Whether or not Democratic California Gov. Gavin Newsm survives Tuesday’s recall election may depend in part on a small but vocal group of Silicon Valley power players who have thrown their weight behind attempts to oust him, including some former Democrats. Were supportive.
To better understand what happened, we recently spoke with political economist and Stanford Business School professor Neil Malhotra about research done in 2017 on the political elite’s political stance – and why some felt so quick to turn to news this year. Our conversations have been lightly edited for length.
TC: How did you get into this line of work?
NM: It was inspired by a historical perspective. While you see a lot of big changes in American politics and parties, most of them have been driven by major business interests and sources of wealth. The robber baron, including Leland Stanford at the turn of the century, is a good example. And it looks like we’re going through the same period right now.
TC: Based on your research, how do the attitudes of the people of Silicon Valley differ from the population of California as well as the national population in general?
NM: To be clear, I use Silicon Valley as a metaphor. Many of these are also located in other areas of the country, such as Boston, Austin, Research Triangle, Los Angeles, etc. But in general, I think the attitude of this group of technically elite class is unique and you don’t see that in other parts of the population. I have called them liberal-terriers. To distinguish them from libertarians, they are very liberal on social issues and issues related to globalization, such as immigration and free trade. And they support redistribution, so they have a lot of support for universal health care. But they are against government regulation. So the difference between redistribution and regulation is that it makes this population very unique, even among the very rich people in the United States.
TC: Meaning regulation around labor? Is this U.S. It’s about limiting the number of skilled educated immigrants that can come or gig workers. . .?
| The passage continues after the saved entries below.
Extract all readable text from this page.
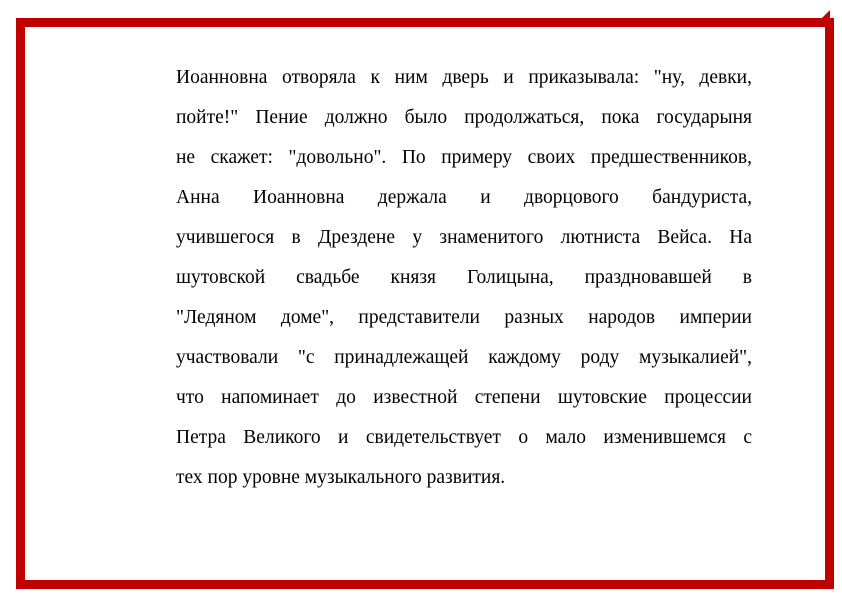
Иоанновна отворяла к ним дверь и приказывала: "ну, девки,
пойте!" Пение должно было продолжаться, пока государыня
не скажет: "довольно". По примеру своих предшественников,
Анна Иоанновна держала и дворцового бандуриста,
учившегося в Дрездене у знаменитого лютниста Вейса. На
шутовской свадьбе князя Голицына, праздновавшей в
"Ледяном доме", представители разных народов империи
участвовали "с принадлежащей каждому роду музыкалией",
что напоминает до известной степени шутовские процессии
Петра Великого и свидетельствует о мало изменившемся с
тех пор уровне музыкального развития.
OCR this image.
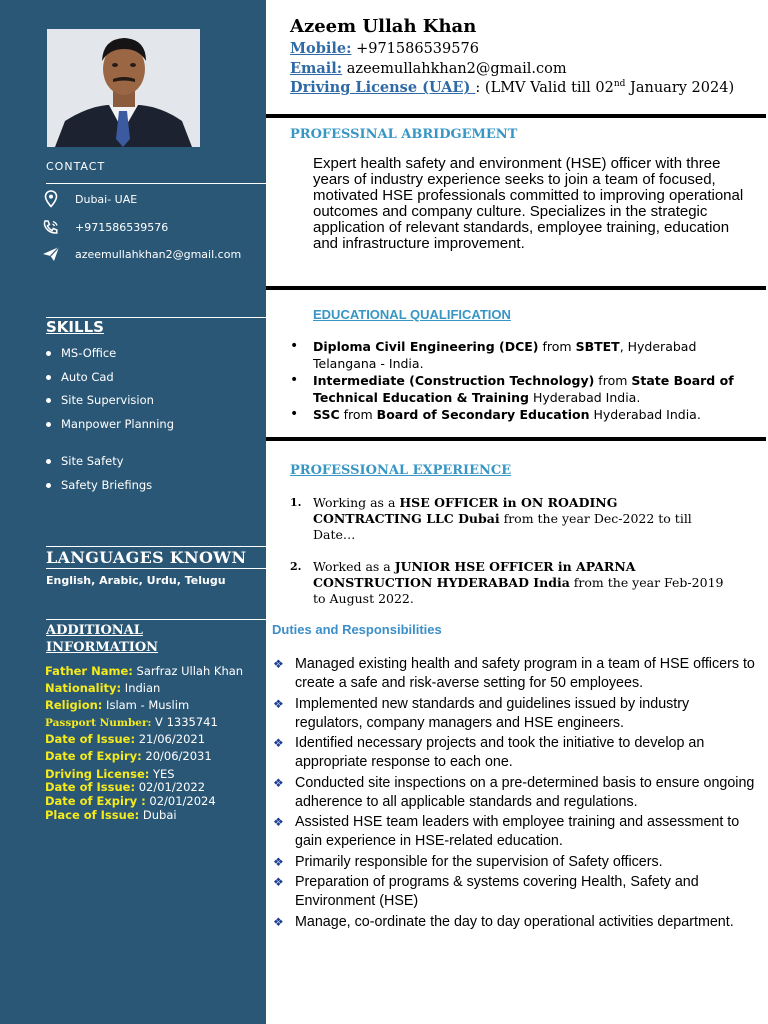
CONTACT
Dubai- UAE
+971586539576
azeemullahkhan2@gmail.com
SKILLS
MS-Office
Auto Cad
Site Supervision
Manpower Planning
Site Safety
Safety Briefings
LANGUAGES KNOWN
English, Arabic, Urdu, Telugu
ADDITIONAL
INFORMATION
Father Name: Sarfraz Ullah Khan
Nationality: Indian
Religion: Islam - Muslim
Passport Number: V 1335741
Date of Issue: 21/06/2021
Date of Expiry: 20/06/2031
Driving License: YES
Date of Issue: 02/01/2022
Date of Expiry : 02/01/2024
Place of Issue: Dubai
Azeem Ullah Khan
Mobile: +971586539576
Email: azeemullahkhan2@gmail.com
Driving License (UAE) : (LMV Valid till 02nd January 2024)
PROFESSINAL ABRIDGEMENT
Expert health safety and environment (HSE) officer with three years of industry experience seeks to join a team of focused, motivated HSE professionals committed to improving operational outcomes and company culture. Specializes in the strategic application of relevant standards, employee training, education and infrastructure improvement.
EDUCATIONAL QUALIFICATION
•	Diploma Civil Engineering (DCE) from SBTET, Hyderabad Telangana - India.
•	Intermediate (Construction Technology) from State Board of Technical Education & Training Hyderabad India.
•	SSC from Board of Secondary Education Hyderabad India.
PROFESSIONAL EXPERIENCE
1. Working as a HSE OFFICER in ON ROADING CONTRACTING LLC Dubai from the year Dec-2022 to till Date…
2. Worked as a JUNIOR HSE OFFICER in APARNA CONSTRUCTION HYDERABAD India from the year Feb-2019 to August 2022.
Duties and Responsibilities
❖ Managed existing health and safety program in a team of HSE officers to create a safe and risk-averse setting for 50 employees.
❖ Implemented new standards and guidelines issued by industry regulators, company managers and HSE engineers.
❖ Identified necessary projects and took the initiative to develop an appropriate response to each one.
❖ Conducted site inspections on a pre-determined basis to ensure ongoing adherence to all applicable standards and regulations.
❖ Assisted HSE team leaders with employee training and assessment to gain experience in HSE-related education.
❖ Primarily responsible for the supervision of Safety officers.
❖ Preparation of programs & systems covering Health, Safety and Environment (HSE)
❖ Manage, co-ordinate the day to day operational activities department.
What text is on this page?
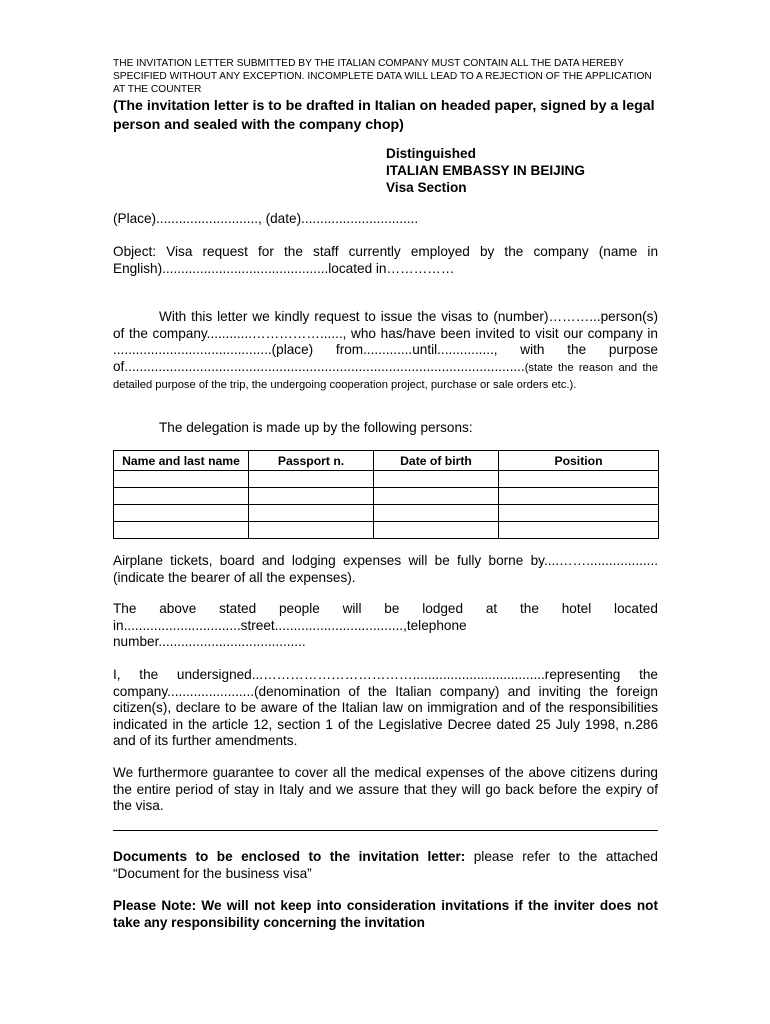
THE INVITATION LETTER SUBMITTED BY THE ITALIAN COMPANY MUST CONTAIN ALL THE DATA HEREBY
SPECIFIED WITHOUT ANY EXCEPTION. INCOMPLETE DATA WILL LEAD TO A REJECTION OF THE APPLICATION
AT THE COUNTER
(The invitation letter is to be drafted in Italian on headed paper, signed by a legal person and sealed with the company chop)
Distinguished
ITALIAN EMBASSY IN BEIJING
Visa Section
(Place)..........................., (date)...............................
Object: Visa request for the staff currently employed by the company (name in English)............................................located in……………
With this letter we kindly request to issue the visas to (number)………...person(s) of the company............……………......, who has/have been invited to visit our company in ..........................................(place) from.............until..............., with the purpose of..........................................................................................................(state the reason and the detailed purpose of the trip, the undergoing cooperation project, purchase or sale orders etc.).
The delegation is made up by the following persons:
Name and last name	Passport n.	Date of birth	Position

Airplane tickets, board and lodging expenses will be fully borne by....……...................(indicate the bearer of all the expenses).
The above stated people will be lodged at the hotel located
in...............................street..................................,telephone
number.......................................
I, the undersigned...……………………………...................................representing the company.......................(denomination of the Italian company) and inviting the foreign citizen(s), declare to be aware of the Italian law on immigration and of the responsibilities indicated in the article 12, section 1 of the Legislative Decree dated 25 July 1998, n.286 and of its further amendments.
We furthermore guarantee to cover all the medical expenses of the above citizens during the entire period of stay in Italy and we assure that they will go back before the expiry of the visa.
Documents to be enclosed to the invitation letter: please refer to the attached “Document for the business visa”
Please Note: We will not keep into consideration invitations if the inviter does not take any responsibility concerning the invitation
NM: They are very, very supportive of immigration, and also very supportive of gig workers, and against the ability to restrict the labor market in any way.
They are very, very anti-union, which sets them apart from others in the Democratic Party as well. I think the common belief they have is letting the market work and then redistributing money through taxes and social programs, because they think this will make the pie the biggest and still allow equality instead of putting a lot . Restrictions in place Priority, Which will shrink the novelty, shrink the pie.
TC: There are many people in technology who talk about redistribution of assets but in practice protect their assets or the assets of their companies. Any thoughts on how sincere they are about this based on your research?
NM: They are very helpful for income tax. But perhaps it is self-service, although much of their wealth comes from capital gains, and it is very possible that they will support capital gains tax less, not because it will rob them of their wealth, but because they will feel that it is an innovation. Obstructs.
Chamath Palihapitia, one of Silicon Valley’s leading tech figures, said California’s high taxes were one reason they were supporting the recall.
TC: Do you think that in general, recall supporters were considering taxation an issue or are there other issues that were further ahead?
NM: Covid restrictions [were also top of mind]. I think these tech entrepreneurs really identify with entrepreneurs, even if they are not elite entrepreneurs, and that includes small business owners, restaurant owners, gym owners, small homeowners. They feel that the government is punishing these people during the epidemic. Next, I think that in addition to being against unions, they are generally against public sector unions like teacher unions. And so I think the restrictions on school opening also struck with this population.
TC: The news camp has raised some money compared to its recall opponents. Do you think the money raised in this recall effort will have a significant impact on turnover?
NM: I think everything makes a difference on the margin. All that money goes to the announcement of voting efforts. But at the end of the day, if there’s a real movement, it can’t really take it away. Hillary Clinton raised Trump tremendously, and I’m sure all that money will help. But the big question is, who is excited to come out, who is going to encourage, and who might need $ 70 million to persuade those who aren’t excited to vote in this election to vote to save them.
TC: A number of tech winners who have supported this recall. How do they benefit if Newsome loses? Looks like they’re betting on chaos in a way.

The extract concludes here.